Courtney’s troubles started when a group of schoolchildren stumbled across the body of 22-year-old Minnie Reid, a domestic, half hidden in bushes near the village of Derryane. Police then decided to interview Courtney, who everyone said was her boyfriend.

It soon emerged that he was engaged to another girl. Convinced that he killed Minnie to get her out of the way, police arrested him for murder.

At the Ulster Winter Assizes at Downpatrick in 1932, the Ulster Attorney-General put the prosecution’s case succinctly when he suggested that the motive for the murder was that Minnie Reid was about to become a mother.

He told the jury: “We know that during the time Courtney was keeping company with Minnie Reid he became engaged to a girl in Dunmurry.
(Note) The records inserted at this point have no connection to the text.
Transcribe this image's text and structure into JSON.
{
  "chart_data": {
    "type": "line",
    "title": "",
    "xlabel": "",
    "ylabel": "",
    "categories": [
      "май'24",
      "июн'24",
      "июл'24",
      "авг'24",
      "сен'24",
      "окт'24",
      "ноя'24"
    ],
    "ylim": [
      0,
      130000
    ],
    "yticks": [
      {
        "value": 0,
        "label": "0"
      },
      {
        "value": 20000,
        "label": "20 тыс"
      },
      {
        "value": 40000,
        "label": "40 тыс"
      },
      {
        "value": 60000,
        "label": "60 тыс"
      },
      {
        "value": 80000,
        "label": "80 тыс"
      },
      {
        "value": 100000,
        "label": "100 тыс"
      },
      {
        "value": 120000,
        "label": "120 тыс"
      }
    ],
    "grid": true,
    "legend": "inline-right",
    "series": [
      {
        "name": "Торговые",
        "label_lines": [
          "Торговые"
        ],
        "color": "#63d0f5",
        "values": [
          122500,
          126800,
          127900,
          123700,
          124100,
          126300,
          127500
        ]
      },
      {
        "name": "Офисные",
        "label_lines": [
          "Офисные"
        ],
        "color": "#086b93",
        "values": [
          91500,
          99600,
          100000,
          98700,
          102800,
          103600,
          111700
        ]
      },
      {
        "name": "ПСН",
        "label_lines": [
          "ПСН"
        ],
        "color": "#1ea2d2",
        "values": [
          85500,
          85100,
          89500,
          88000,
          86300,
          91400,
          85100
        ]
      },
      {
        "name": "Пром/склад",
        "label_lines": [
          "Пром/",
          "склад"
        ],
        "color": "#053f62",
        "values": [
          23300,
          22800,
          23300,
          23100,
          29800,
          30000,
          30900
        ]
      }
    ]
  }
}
When you find that the man responsible for Minnie’s condition is about to marry into a decent family, then the birth of her child becomes highly inconvenient to him.

“There were three ways for him to get rid of Minnie Reid – money, marriage, or murder.”

The prosecution contended that at 8 p.m. on July 27th, 1933, Courtney hired a car in Dungannon, went to Portadown, drove Minnie to the place where she was murdered, and arrived back at Dungannon at 10.15 p.m.

The jury agreed, adding a strong recommendation for mercy to their guilty verdict. But sentencing Courtney, the Lord Chief Justice told him: “I will pass on the jury’s view, but I should tell you that I profoundly disagree with them. You betrayed this girl, and then butchered her and her unborn child.”

Courtney was sentenced
to death and hanged on APRIL 7th, 1933.